Money Matters


The Russian Rouble (рубль) is the legal unit of tender and, freely convertible, and a relatively stable currency. The rouble is divided into 100 kopeks (копейка). Coins circulate in denominations of 1, 5, 10 and 50 kopeks, and 1, 2, 5, and 10 roubles. Banknotes circulate in denominations of 5 (very rare), 10, 50, 100, 500, 1,000 and 5,000 roubles, and there have been discussions about the imminent introduction of a 10,000 rouble banknote although this has yet to be released. The 50 rouble banknote features scenes from St Petersburg, in particular the Peter and Paul Fortress and the Stock Exchange building.

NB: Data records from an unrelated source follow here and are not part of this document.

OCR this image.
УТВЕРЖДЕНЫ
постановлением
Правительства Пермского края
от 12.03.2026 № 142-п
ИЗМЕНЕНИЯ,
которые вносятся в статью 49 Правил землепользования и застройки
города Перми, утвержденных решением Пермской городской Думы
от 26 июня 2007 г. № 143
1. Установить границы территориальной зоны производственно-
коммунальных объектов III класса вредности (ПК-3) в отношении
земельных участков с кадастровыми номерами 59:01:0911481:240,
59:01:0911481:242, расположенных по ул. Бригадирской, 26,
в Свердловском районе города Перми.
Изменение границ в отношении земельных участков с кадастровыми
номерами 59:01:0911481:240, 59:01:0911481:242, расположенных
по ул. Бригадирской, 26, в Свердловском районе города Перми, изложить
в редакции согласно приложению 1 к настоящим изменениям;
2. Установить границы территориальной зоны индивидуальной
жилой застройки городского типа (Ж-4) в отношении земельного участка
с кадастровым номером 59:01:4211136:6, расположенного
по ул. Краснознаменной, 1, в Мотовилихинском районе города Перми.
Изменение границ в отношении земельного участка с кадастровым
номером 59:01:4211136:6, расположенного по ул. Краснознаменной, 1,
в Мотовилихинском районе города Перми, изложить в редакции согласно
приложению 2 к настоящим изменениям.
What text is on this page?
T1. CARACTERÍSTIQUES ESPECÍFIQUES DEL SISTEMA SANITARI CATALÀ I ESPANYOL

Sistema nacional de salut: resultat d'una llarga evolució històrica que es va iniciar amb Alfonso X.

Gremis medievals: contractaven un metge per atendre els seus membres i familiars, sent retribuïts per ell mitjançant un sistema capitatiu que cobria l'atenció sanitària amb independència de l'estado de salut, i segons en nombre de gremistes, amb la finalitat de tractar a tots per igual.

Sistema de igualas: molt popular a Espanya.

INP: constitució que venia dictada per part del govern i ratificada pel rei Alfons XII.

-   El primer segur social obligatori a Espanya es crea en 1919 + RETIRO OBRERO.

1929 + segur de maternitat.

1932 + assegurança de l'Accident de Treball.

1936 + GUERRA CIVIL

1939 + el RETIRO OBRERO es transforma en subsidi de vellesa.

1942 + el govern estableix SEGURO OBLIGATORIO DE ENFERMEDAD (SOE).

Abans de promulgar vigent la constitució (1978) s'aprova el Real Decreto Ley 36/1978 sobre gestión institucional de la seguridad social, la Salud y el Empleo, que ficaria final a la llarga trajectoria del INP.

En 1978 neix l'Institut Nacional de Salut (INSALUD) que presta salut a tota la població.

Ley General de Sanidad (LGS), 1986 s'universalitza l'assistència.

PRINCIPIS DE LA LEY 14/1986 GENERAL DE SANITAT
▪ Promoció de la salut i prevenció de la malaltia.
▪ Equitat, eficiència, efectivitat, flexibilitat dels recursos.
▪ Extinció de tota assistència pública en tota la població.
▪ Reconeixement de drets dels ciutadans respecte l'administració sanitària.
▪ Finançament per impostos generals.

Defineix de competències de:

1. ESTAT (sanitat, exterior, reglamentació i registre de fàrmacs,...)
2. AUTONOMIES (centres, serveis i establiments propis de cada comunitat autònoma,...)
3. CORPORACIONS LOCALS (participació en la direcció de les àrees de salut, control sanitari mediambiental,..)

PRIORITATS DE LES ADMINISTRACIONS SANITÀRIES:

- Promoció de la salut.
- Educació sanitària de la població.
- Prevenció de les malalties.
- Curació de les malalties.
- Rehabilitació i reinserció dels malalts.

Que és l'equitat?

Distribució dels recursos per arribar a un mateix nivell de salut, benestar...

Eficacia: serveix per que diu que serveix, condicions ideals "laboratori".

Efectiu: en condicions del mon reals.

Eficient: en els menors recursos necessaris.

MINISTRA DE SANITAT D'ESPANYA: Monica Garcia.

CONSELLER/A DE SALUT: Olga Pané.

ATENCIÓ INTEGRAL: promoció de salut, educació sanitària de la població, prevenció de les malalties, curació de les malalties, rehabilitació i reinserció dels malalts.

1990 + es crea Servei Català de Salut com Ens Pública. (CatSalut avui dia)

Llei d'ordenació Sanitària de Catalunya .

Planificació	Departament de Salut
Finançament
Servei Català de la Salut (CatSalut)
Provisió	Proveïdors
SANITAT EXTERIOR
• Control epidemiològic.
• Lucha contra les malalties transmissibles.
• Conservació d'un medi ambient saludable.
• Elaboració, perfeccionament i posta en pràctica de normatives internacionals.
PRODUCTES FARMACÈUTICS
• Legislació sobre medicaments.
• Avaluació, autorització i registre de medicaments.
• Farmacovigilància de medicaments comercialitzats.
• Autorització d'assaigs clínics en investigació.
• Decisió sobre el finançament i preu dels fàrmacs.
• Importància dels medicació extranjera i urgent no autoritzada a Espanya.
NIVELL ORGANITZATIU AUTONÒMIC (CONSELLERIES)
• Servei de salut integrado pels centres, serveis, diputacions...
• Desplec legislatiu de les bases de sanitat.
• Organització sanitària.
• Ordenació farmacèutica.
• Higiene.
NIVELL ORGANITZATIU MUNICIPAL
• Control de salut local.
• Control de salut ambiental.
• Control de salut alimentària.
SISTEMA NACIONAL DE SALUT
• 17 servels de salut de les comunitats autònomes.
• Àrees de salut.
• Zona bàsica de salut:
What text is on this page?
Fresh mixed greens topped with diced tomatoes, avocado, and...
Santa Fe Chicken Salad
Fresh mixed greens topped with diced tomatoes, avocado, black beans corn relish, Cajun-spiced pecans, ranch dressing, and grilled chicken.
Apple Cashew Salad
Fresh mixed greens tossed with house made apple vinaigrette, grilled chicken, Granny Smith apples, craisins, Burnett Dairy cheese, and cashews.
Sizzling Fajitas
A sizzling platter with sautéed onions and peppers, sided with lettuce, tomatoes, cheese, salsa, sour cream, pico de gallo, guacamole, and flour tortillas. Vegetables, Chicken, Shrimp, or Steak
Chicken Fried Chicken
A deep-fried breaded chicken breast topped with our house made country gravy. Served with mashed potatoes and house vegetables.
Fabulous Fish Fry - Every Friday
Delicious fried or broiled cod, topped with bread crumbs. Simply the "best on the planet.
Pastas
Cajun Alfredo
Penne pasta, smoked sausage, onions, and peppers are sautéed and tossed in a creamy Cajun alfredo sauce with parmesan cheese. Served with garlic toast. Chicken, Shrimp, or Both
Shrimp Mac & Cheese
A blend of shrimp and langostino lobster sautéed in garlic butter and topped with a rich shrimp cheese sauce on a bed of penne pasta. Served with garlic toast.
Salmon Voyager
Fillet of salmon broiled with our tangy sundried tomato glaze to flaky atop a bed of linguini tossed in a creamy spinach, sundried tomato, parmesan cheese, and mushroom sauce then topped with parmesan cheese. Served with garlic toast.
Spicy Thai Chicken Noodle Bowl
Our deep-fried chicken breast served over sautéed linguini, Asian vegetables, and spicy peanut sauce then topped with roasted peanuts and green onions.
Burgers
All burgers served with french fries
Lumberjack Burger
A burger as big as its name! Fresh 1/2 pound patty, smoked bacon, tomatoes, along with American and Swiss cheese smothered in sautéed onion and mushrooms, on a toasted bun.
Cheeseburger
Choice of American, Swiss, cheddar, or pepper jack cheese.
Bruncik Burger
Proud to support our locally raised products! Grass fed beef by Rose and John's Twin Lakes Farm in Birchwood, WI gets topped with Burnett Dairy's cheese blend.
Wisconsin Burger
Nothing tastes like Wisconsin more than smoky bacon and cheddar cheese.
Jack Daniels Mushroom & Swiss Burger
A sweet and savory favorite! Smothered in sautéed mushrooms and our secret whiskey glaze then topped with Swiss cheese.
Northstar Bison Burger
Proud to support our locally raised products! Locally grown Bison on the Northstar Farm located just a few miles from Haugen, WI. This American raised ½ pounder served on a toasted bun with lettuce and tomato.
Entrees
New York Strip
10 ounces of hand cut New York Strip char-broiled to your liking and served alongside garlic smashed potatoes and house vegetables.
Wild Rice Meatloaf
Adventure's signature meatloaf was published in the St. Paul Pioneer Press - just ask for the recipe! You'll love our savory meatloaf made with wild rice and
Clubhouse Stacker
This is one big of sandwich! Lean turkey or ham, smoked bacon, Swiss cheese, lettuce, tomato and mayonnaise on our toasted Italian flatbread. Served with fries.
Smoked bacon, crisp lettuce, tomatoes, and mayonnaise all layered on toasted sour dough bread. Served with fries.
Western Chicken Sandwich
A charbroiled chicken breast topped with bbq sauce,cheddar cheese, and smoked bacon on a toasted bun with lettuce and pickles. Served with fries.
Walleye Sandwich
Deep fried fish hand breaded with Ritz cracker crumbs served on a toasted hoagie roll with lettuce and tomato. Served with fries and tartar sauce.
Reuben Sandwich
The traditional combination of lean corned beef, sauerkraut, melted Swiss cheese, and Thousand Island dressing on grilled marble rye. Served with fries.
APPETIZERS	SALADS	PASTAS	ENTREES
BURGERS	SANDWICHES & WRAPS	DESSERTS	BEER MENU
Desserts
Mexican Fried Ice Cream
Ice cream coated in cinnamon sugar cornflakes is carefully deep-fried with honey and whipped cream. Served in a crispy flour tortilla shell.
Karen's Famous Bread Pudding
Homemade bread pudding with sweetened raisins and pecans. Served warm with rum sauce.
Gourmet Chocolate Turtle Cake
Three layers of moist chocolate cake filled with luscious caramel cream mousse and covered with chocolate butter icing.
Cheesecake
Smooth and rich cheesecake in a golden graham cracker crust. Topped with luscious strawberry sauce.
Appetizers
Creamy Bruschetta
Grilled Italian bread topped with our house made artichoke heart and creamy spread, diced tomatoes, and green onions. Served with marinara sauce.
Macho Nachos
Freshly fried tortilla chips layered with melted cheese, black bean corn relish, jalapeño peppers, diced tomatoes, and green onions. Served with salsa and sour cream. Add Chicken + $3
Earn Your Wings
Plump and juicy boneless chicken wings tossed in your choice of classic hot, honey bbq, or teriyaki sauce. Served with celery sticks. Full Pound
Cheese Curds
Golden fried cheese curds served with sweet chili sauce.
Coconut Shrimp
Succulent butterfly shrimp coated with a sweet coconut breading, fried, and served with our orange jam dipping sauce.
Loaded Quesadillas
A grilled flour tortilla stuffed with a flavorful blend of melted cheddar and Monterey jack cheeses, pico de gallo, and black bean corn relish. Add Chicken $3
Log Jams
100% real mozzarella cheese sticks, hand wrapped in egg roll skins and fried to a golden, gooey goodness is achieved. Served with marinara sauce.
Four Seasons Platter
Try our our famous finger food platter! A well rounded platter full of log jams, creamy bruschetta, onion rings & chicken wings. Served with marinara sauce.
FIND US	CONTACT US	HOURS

You can purchase roubles in many airports prior to arrival in Russia – while it might be a good idea to have some to hand when you get here, the poor exchange rate offered means you’re probably better off waiting until you arrive. There are ATMs (Банкомат) at the airport where you can extract roubles using most major international bank cards, although be sure to check with your bank about rates and fees before you leave home. Otherwise since recent laws were enacted, currency exchange is now only legal at bank branches (nevertheless you may still come across small exchange bureaux). However there are probably thousands of places throughout the city center where you can change money, so you’ll never be short of options. Look out for electronic signs that will usually display four figures – the current rates for purchase and sale of US Dollars and for Euros respectively. Since the currency turbulence of the late 1990s, all prices are legally required to be displayed in roubles (although you may still see some prices quoted in e.g. US Dollars or Euros). Exchange rates change daily, but as a rough rule of thumb the recent rate to the USD has fluctuated between 27 and 33 roubles, and to the Euro between about 38 and 45 roubles.In larger bank branches you should also be able to exchange other major currencies such as Pound Sterling, Swiss Franc, Japanese Yen, Australian Dollars and so on. Some may refuse to accept dirty or poor quality banknotes (although the mania for entirely uncirculated notes common in the 1990s has thankfully now passed). Avoid changing money in places such as underpasses or if you have to step off the main street and into a back yard to find the office. Common scams include high commission fees not on display, and too few banknotes handed over. Stick to the banks and you should have no problems.